Sitting somewhere between the serious social commentary of Elizabeth Gaskell and the more sugar-coated Dickens, despite not being by Thackeray, this novel is definitely worth the effort.

Monday, March 06, 2006

Sandman Vols 1-4

Preludes and Nocturnes
The Doll’s House
Dream Country
Season of Mists

Neil Gaiman and a highly talented group of artists, DC Comics early 1990’s

Now, I once owned a number in this series, but alas they went the way of many ‘negatively charged’ items during those bright & shiny days before my son was born. I of course now regret this – if only because they are so expensive to replace and I have to borrow them from my sister. And then when I do borrow them, I am so polite that I only take the first four – and then of course I read them all quickly and now have to wait a long time before I have a chance to borrow the rest.
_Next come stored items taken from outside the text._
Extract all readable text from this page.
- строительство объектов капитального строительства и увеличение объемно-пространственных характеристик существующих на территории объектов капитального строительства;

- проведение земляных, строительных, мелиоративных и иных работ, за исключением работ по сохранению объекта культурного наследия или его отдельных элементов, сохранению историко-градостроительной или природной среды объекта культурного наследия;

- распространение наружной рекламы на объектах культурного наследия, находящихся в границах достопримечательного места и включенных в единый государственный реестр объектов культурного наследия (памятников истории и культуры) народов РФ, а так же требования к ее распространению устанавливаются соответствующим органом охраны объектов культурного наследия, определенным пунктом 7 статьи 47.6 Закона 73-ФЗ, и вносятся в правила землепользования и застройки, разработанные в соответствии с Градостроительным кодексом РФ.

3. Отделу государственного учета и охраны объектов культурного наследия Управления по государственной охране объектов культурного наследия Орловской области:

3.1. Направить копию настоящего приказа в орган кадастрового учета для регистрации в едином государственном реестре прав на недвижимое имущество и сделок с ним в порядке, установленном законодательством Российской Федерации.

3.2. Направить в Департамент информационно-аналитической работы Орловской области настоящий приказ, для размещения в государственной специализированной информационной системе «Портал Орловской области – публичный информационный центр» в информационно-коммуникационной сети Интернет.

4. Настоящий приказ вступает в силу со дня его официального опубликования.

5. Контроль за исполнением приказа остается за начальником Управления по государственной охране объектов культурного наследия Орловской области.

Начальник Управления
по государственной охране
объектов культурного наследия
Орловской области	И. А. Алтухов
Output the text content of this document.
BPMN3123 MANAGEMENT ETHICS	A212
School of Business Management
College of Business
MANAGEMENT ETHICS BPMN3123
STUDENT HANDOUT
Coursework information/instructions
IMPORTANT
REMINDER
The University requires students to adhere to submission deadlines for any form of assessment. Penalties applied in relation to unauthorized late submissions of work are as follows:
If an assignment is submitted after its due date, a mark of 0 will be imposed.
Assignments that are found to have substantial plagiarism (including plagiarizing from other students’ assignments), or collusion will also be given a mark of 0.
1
Dream takes the centre stage in these stories and is so very cool – all dark and brooding – as he charts the hero’s journey from his imprisonment and the subsequent path through freedom, loss, retribution and eventual forgiveness. He is not alone – the rest of his family ‘The Endless’: Death, Destiny, Despair and Desire do what siblings do best – help or hinder according to their nature. Of course, they all look stunning at the same time. Especially Death – I want to grow up to be her!

They are called graphic novels for a reason – Book 2 ‘The Doll’s House’ has ‘adult themes’ that have haunted me for the last 15 years. The art is amazing, from the traditional cartoon line drawings to the eerie/creepy/spooky/seriously weird-me-out photomontages at the beginning of each story. Definitely not for kids!

Grown up fairy stories – the old fashioned kind where Red Riding Hood gets eaten and the Prince slips on all the blood after stepsisters chop off their heels to fit the glass slipper.

Highly Recommended

Wednesday, March 01, 2006

Pecked to Death by Ducks

Tim Cahill Vintage 1993 PB 375pp

“During the occupation of Kuwait, Iraqi soldiers often defecated in the finest rooms of the finest houses they could find”

This collection of 42 articles by the esteemed author of such classics as ‘A Wolverine is eating my leg’ and ‘Jaguars ripped my flesh’ originally appeared in such magazines as ‘National Geographic’ ‘Rolling Stone’ and ‘GEO’. An edgier more adventurous Bill Bryson – same humour value.

If I was richer and had some kind of fitness, it would be very cool to work my way through this book – sea kayaking off Southern California, rescuing giant sea clams in Tonga, being laughed at by apes on Mount Karisimbi, discovering the pristine gypsum caves of Lechuguilla – it just goes on and on.

Very funny, very enviable. Inspiring to keep me saving so I can trek that Inca Trail in 2009!